Простое искусство убивать

Чандлер Рэймонд

Художественная проза в ее самых разнообразных формах всегда стремилась к достоверности. Старомодные романы прошлого теперь кажутся нам напыщенными, искусственными, граничащими с пародией, но их первые читатели так не считали. Писатели вроде Филдинга и Смоллетта представляются нам реалистами в современном понимании этого слова прежде всего потому, что создавали, как правило, характеры, не скованные условностями и нередко оказывавшиеся в неладах с блюстителями порядка, но и хроники Джейн Остин, изображавшие представителей сельской знати с их многочисленными предрассудками, в высшей степени психологически достоверны. Что касается социального — и эмоционального — ханжества, то оно процветает и сегодня. Добавьте к нему хорошую долю псевдоинтеллектуальности, и вы услышите родные интонации отдела прозы вашей ежедневной газеты, ощутите привычную атмосферу литературных дискуссий маленьких клубов. Эти люди и создают бестселлеры, которые настойчиво, хоть и в скрытой форме, апеллируют к снобам, существуют под бережным присмотром ученых тюленей из литературно-критического братства и взращиваются представителями тех слишком уж могущественных «групп давления», которые, торгуя книгами, делают деньги, хотя и обожают притворяться, что заняты только развитием культуры. Попробуйте чуть задержать оплату их счетов, и вы сразу поймете, какие они идеалисты.

По многим причинам детектив редко заручается такой поддержкой. Он обычно повествует об убийстве, а стало быть, лишен утонченности. Убийство — крах отдельной личности и тем самым поражение всего человечества — может иметь (да, собственно, и имеет) определенную социологическую подоплеку.

Но оно старо как мир и потому мало волнует охотников до сенсаций. Если детективный роман хотя бы отчасти достоверен (что случается крайне редко), то он должен быть написан с известной долей отстраненности, иначе разве что безумец сможет его прочитать (или написать). У романа про убийство есть также огорчительное свойство не совать нос в чужие дела: он решает свои собственные проблемы и отвечает на свои собственные вопросы. Тем самым в нем нечего обсуждать, разве что достаточно ли хорошо он написан, чтобы считаться настоящей литературой, хотя люди, которые продают полмиллиона экземпляров такого романа, ничего на этот счет толком сказать не могут. Определить качество произведения — задача неимоверной трудности, даже для тех, кто занимается этим профессионально.

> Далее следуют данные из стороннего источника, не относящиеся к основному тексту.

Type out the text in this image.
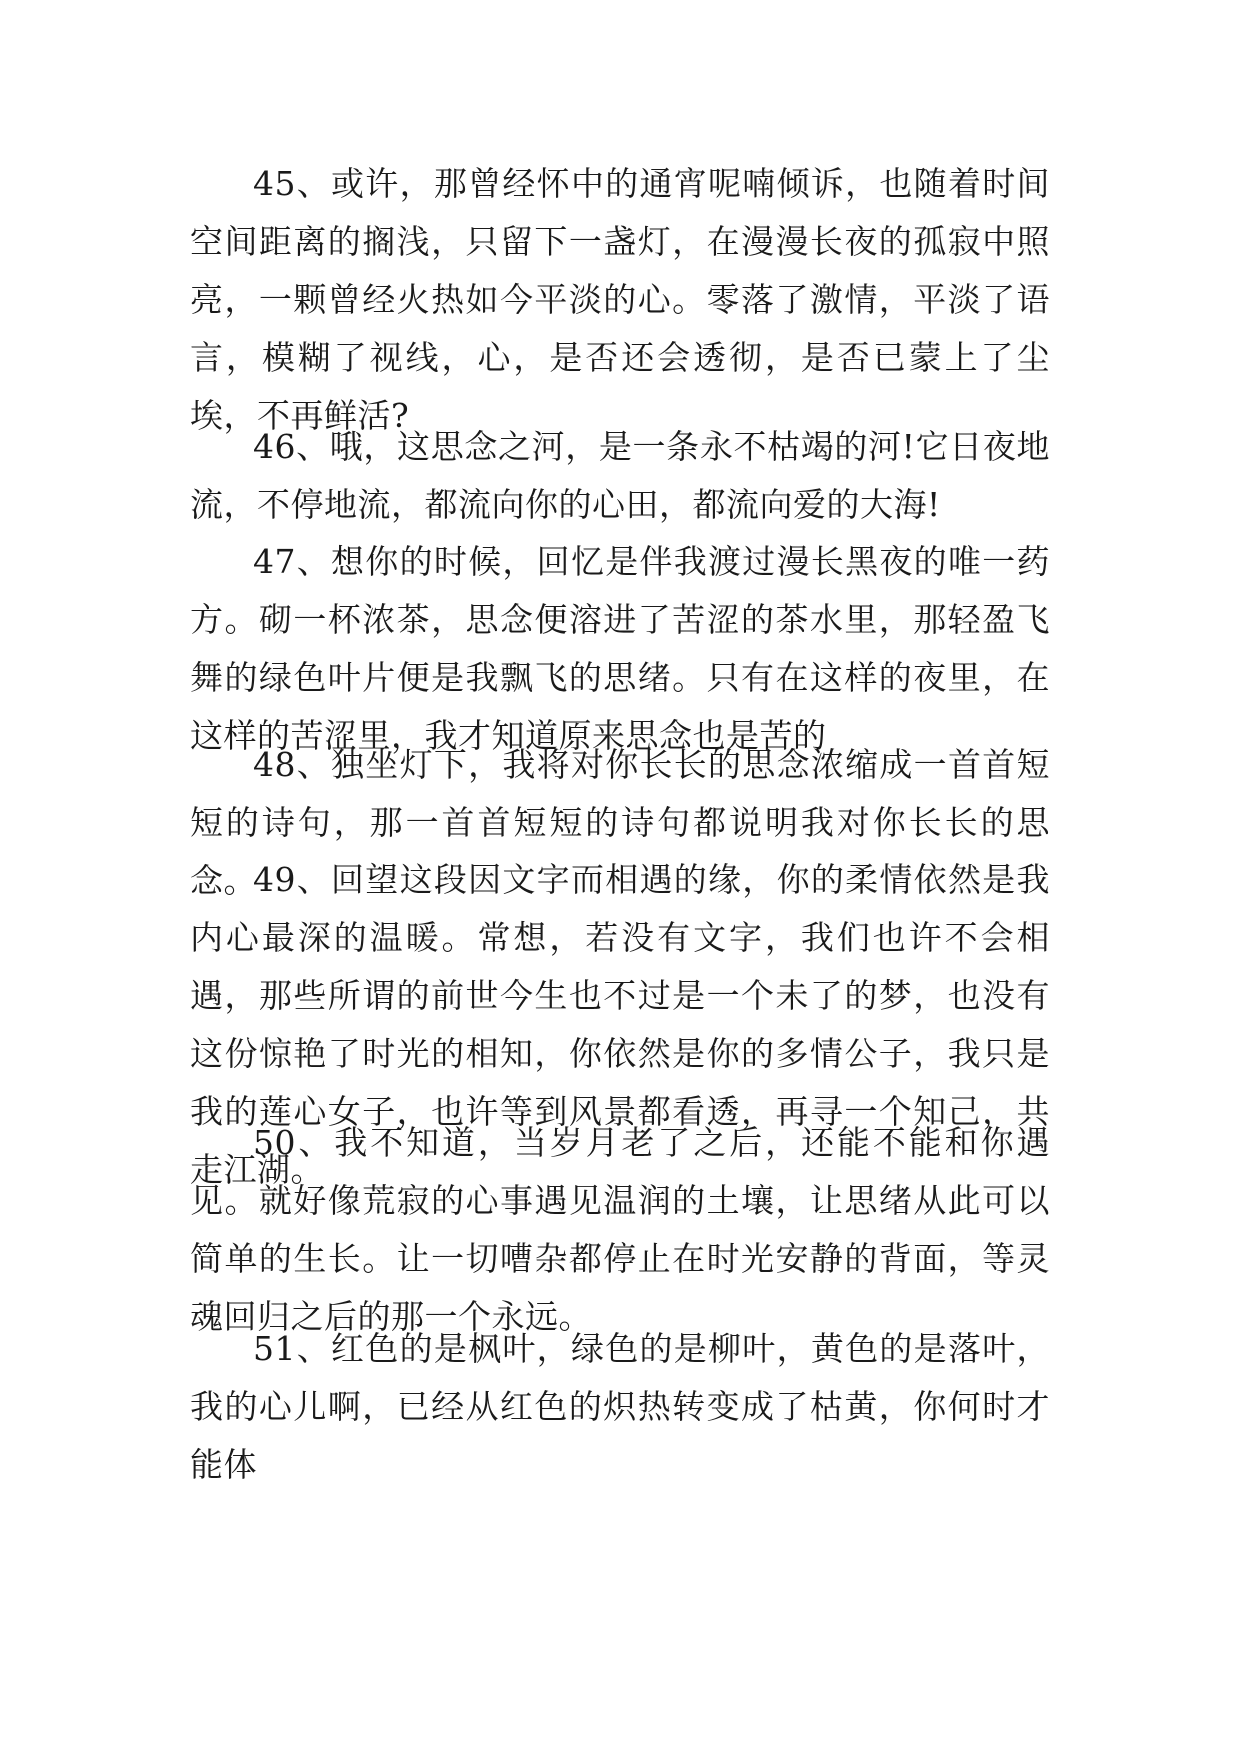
45、或许，那曾经怀中的通宵呢喃倾诉，也随着时间空间距离的搁浅，只留下一盏灯，在漫漫长夜的孤寂中照亮，一颗曾经火热如今平淡的心。零落了激情，平淡了语言，模糊了视线，心，是否还会透彻，是否已蒙上了尘埃，不再鲜活?

46、哦，这思念之河，是一条永不枯竭的河!它日夜地流，不停地流，都流向你的心田，都流向爱的大海!

47、想你的时候，回忆是伴我渡过漫长黑夜的唯一药方。砌一杯浓茶，思念便溶进了苦涩的茶水里，那轻盈飞舞的绿色叶片便是我飘飞的思绪。只有在这样的夜里，在这样的苦涩里，我才知道原来思念也是苦的

48、独坐灯下，我将对你长长的思念浓缩成一首首短短的诗句，那一首首短短的诗句都说明我对你长长的思念。

49、回望这段因文字而相遇的缘，你的柔情依然是我内心最深的温暖。常想，若没有文字，我们也许不会相遇，那些所谓的前世今生也不过是一个未了的梦，也没有这份惊艳了时光的相知，你依然是你的多情公子，我只是我的莲心女子，也许等到风景都看透，再寻一个知己，共走江湖。

50、我不知道，当岁月老了之后，还能不能和你遇见。就好像荒寂的心事遇见温润的土壤，让思绪从此可以简单的生长。让一切嘈杂都停止在时光安静的背面，等灵魂回归之后的那一个永远。

51、红色的是枫叶，绿色的是柳叶，黄色的是落叶，我的心儿啊，已经从红色的炽热转变成了枯黄，你何时才能体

Детектив (пожалуй, я буду называть его именно так, ибо английская формула по-прежнему доминирует в этом жанре) создает своего читателя путем медленной дистилляции. То, что ему это вполне удается, равно как и удается цепко его удерживать, — непреложный факт. Но ответ на вопрос, как именно это происходит, требует более основательного исследователя, чем я. Вряд ли необходимо доказывать, что детектив — важная и жизнеспособная форма искусства. У искусства вообще нет важных и жизнеспособных форм. Есть просто искусство, что само по себе немалая редкость. Рост населения отнюдь не увеличил количество произведений искусства, хотя и увеличил количество ловких подделок и суррогатов.

Тем не менее детектив — даже в его наиболее традиционной форме — крайне трудно хорошо написать. Хороших детективов куда меньше, чем хороших «серьезных романов». Второсортные вещицы в литературе «высоких скоростей» оказываются в состоянии пережить своих собратьев; многим из них не следовало бы и родиться, но они упрямо отказываются умирать. Они столь же долговечны, что и статуи в общественных парках, и столь же бездарны. Это очень сердит тех, кого именуют носителями тонкого вкуса. Им не по душе, что серьезные, глубокие творения искусства, вышедшие несколько лет назад, стоят на особой полке в библиотеке с табличкой «Бестселлеры прошлых лет» и никто не обращает на них внимания, разве что изредка близорукий читатель подойдет, наклонится, окинет беглым взглядом и поспешит прочь, в то время как у полки с детективами толчея и пожилые дамы воюют друг с другом за право ухватить шедевры урожая того же года с названиями «Убийство и тройная петуния» или «Инспектор Пинчботтл спешит на помощь». Эстетам не по душе, что «действительно значительные вещи» пылятся на полках, в то время как «Смерть носила желтые подтяжки» выброшена тиражом пятьдесят — сто тысяч экземпляров на прилавки газетных киосков по всей стране. И, надо полагать, недолго там залежится.